Villaseca v City of New York
2008 NY Slip Op 01002 [48 AD3d 218]
February 5, 2008
Appellate Division, First Department
Published by New York State Law Reporting Bureau pursuant to Judiciary Law § 431.
As corrected through Wednesday, April 16, 2008


Rodrigo Villaseca et al., Respondents,
v
City of New York et al., Appellants.

[*1] Michael A. Cardozo, Corporation Counsel, New York City (Norman Corenthal of counsel), for appellants.

Sullivan Papain Block McGrath & Cannavo, P.C., New York City (Brian J. Shoot of counsel), for respondents.

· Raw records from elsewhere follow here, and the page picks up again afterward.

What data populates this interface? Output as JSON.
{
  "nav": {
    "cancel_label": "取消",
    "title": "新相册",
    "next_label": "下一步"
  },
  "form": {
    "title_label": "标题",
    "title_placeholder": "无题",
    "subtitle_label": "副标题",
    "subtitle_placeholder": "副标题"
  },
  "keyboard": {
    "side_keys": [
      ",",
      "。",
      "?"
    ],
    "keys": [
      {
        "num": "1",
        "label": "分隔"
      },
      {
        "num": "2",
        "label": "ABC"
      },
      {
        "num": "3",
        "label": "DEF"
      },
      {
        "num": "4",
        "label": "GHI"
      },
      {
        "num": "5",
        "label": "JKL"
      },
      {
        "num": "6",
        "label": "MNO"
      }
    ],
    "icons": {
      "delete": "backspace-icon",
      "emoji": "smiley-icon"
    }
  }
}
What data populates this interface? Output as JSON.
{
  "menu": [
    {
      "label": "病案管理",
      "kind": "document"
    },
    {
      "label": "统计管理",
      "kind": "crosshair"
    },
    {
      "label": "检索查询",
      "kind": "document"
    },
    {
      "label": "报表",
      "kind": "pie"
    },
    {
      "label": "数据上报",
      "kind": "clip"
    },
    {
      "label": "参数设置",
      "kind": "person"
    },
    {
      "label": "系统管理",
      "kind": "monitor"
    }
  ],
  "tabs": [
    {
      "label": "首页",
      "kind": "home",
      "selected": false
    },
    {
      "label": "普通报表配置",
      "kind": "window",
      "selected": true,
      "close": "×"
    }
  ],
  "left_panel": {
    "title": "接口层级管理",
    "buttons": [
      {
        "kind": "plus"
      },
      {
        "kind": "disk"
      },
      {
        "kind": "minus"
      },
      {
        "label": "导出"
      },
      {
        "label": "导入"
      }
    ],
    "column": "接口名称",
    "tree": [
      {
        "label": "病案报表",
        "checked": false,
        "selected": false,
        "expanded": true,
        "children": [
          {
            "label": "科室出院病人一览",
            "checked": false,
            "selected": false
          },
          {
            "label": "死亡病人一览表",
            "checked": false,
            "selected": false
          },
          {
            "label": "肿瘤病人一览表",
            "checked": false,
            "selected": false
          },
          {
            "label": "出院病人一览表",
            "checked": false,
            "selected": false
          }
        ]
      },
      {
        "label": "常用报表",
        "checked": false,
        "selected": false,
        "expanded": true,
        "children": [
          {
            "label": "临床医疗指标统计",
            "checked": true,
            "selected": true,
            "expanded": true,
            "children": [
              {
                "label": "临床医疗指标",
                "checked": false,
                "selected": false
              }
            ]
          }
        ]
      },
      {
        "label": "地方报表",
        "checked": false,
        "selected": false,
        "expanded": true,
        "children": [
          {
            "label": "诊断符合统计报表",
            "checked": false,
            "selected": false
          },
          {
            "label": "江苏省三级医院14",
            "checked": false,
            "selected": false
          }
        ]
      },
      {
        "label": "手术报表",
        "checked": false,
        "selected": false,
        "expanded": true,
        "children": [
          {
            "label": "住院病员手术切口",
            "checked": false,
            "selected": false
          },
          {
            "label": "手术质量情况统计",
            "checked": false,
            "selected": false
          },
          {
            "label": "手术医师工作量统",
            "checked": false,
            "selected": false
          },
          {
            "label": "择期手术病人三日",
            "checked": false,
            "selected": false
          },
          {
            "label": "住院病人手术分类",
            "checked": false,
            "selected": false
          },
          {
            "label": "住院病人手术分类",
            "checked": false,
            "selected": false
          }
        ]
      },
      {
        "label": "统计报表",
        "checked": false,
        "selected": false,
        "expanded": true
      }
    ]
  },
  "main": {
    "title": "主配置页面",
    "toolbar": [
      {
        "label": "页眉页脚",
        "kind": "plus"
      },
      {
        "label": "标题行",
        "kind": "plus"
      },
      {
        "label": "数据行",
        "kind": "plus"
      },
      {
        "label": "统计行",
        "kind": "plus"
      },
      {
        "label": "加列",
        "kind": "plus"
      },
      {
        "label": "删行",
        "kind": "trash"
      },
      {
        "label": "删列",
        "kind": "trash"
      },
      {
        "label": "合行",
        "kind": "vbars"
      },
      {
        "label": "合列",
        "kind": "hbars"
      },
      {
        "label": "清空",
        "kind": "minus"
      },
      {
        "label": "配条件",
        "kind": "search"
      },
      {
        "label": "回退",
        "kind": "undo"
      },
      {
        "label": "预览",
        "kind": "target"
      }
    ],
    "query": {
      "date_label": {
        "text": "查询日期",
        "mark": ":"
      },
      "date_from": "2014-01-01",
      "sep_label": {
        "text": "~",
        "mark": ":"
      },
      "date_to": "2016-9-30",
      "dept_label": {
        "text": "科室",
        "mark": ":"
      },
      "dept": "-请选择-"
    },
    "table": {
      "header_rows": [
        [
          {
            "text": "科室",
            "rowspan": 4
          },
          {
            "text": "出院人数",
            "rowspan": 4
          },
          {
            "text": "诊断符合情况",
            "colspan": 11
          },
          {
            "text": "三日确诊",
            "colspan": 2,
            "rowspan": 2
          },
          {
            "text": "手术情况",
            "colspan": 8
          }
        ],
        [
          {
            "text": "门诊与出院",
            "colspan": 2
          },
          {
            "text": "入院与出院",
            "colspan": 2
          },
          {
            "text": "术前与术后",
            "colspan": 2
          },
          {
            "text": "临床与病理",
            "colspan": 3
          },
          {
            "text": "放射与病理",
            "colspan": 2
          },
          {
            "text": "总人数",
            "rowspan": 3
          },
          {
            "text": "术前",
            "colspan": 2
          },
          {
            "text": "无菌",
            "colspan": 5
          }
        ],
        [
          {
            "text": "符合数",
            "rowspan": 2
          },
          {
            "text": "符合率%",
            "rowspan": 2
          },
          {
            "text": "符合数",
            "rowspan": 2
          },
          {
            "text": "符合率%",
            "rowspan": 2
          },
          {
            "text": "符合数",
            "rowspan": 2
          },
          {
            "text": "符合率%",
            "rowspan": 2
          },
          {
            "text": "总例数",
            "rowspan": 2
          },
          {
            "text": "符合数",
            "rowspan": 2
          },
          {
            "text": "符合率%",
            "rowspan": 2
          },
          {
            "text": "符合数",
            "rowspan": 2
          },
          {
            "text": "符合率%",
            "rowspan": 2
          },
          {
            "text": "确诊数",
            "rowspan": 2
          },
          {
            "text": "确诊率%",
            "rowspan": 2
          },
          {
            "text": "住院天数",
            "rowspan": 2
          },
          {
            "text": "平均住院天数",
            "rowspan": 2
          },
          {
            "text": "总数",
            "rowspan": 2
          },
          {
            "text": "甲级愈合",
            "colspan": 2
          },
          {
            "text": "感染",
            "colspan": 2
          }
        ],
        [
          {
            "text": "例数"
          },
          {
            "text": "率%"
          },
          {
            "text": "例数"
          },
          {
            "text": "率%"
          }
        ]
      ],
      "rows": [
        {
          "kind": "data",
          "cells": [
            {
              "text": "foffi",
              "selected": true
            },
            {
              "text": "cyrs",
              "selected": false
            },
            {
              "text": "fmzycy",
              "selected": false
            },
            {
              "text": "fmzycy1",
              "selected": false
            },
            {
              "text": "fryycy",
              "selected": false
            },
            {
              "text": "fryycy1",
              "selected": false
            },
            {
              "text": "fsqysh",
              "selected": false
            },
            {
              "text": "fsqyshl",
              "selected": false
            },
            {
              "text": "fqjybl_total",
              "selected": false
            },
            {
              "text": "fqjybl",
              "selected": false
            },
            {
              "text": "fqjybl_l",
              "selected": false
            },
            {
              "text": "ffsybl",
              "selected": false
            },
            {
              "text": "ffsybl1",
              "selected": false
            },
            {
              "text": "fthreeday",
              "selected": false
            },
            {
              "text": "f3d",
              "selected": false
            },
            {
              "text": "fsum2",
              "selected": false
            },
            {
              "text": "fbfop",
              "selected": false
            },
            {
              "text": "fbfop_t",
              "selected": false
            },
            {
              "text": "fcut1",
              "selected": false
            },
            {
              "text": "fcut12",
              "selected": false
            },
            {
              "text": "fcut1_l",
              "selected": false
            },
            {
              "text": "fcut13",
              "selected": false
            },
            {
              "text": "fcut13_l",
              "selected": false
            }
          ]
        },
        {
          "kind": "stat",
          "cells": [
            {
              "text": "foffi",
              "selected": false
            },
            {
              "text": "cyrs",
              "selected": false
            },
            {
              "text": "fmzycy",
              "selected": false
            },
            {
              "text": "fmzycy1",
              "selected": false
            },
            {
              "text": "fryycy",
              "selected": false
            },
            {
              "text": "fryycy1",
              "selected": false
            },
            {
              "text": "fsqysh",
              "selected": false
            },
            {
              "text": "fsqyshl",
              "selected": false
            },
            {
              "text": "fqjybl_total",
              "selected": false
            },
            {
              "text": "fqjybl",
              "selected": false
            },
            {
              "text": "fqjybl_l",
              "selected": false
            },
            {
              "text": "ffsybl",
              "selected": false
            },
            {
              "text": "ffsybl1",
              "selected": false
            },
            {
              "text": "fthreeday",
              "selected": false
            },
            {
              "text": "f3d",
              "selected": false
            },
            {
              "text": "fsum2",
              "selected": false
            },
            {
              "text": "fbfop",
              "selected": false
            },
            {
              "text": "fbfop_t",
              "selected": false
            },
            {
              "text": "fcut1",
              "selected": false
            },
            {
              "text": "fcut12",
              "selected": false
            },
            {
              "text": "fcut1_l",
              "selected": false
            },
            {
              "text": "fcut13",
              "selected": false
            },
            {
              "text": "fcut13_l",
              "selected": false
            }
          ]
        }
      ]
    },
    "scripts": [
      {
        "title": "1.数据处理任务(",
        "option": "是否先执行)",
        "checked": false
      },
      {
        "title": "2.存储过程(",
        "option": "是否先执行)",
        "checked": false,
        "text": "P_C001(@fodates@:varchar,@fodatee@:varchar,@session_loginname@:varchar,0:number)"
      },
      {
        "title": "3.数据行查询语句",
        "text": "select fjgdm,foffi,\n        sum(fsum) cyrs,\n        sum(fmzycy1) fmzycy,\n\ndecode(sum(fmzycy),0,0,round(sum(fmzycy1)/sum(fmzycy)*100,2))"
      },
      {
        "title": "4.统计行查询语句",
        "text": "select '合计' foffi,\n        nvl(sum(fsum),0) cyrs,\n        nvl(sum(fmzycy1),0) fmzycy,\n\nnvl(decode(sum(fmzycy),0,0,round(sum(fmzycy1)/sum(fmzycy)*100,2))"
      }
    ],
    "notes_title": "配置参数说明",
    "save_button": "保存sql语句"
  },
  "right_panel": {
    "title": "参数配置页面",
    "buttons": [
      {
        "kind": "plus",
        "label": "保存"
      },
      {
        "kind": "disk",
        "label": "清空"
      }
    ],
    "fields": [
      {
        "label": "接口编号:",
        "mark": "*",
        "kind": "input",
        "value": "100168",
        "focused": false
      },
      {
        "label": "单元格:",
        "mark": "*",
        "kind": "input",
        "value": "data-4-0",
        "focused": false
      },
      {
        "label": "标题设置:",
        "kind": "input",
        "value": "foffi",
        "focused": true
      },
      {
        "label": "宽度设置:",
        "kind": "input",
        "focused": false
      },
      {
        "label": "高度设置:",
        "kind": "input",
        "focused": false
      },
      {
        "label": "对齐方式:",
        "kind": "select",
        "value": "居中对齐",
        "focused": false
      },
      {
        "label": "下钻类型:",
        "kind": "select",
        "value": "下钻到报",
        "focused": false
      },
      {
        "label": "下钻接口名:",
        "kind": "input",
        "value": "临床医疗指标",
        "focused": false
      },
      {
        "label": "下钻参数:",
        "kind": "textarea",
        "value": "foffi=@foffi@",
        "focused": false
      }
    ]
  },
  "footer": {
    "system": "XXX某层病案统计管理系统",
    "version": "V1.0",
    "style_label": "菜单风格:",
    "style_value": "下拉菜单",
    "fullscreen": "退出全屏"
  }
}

Judgment, Supreme Court, Bronx County (Mary Ann Brigantti-Hughes, J.), entered on or about September 11, 2006, which, after a jury trial, to the extent appealed from as limited by the briefs, awarded plaintiff Rodrigo Villaseca $2,000,000 and $6,000,000 for past and future pain and suffering, $2,300,000 for future lost earnings, and $100,000 for future medical expenses, and awarded plaintiff Diane Villaseca $300,000 and $1,500,000 on her derivative claims for past and future loss of services, unanimously modified, on the law, the complaint dismissed as against defendant City of New York, and on the law and the facts, the above-stated damage awards vacated and the matter remanded for a new trial on said damage issues alone, and otherwise affirmed, without costs, unless plaintiffs stipulate, within 20 days after service of a copy of this order, to accept reduced awards of $3,000,000 for future pain and suffering, $1,801,466 for future lost earnings, $21,000 for future medical expenses, and $250,000 and $500,000 for past and future loss of services, and the entry of an amended judgment in accordance therewith.

The City was clearly an improper party (see Perez v City of New York, 41 AD3d 378 [2007]), and its motion to dismiss should have been granted.

A fair interpretation of the evidence supports the jury verdict that the Board of Education was 100% liable for plaintiff teacher's injuries, and that the actions of neither the teacher nor the student were a substantial factor in causing the injury (Cohen v Hallmark Cards, 45 NY2d 493 [1978]). Evidence supported a finding that the Board of Education failed to comply with applicable industry standards governing the inspection and maintenance of a hydraulic controller on a school door that an eight-year-old emotionally disturbed student suddenly slammed against the side of the teacher's head. The teacher suffered a detached retina of the right eye, and notwithstanding nine surgical procedures, he eventually lost sight in that eye. The eye deteriorated to a discolored, opaque appearance, giving him continuous pain that was not likely to abate until such time as he elected to undergo the implantation of a false eye.

Uncontested evidence established that the hydraulic controller in question had been broken for over a year, and that the Board of Education received timely written and verbal notice of such defect. There was also uncontested evidence that if the hydraulic controller had been [*2]operational, the door could not be slammed shut. This was a school for emotionally disturbed children, and the door in question was the sole entrance to a small room where particularly uncooperative or unruly children would be placed until they calmed down. Thus, the hydraulic controller was necessary to the safe operation of the door.

We find the damage awards excessive to the extent indicated. In addition to the loss of his right eye, the teacher had a preexisting macular hole condition in his left eye that left him only peripheral vision in that eye. The result was extremely limited vision, which meant that he could no longer work. Nevertheless, we find the future pain and suffering award deviates materially from what would be reasonable compensation for the loss of an eye (see e.g. Fresco v 157 E. 72nd St. Condominium, 2 AD3d 326 [2003], lv dismissed 3 NY3d 630 [2004]). Plaintiffs offered no evidence of loss of society (see Grant v City of New York, 4 AD3d 158, 159 [2004]), but did provide evidence that the wife had assumed full responsibility for household chores, cooking, transportation for their young son, and helping her husband move about (see e.g. Schultz v Turner Constr. Co., 278 AD2d 76 [2000]). As to the awards for future lost earnings and medical expenses, plaintiffs acknowledge that the evidence supported those awards only to the extent that they have been reduced. Concur—Mazzarelli, J.P., Andrias, Catterson and McGuire, JJ.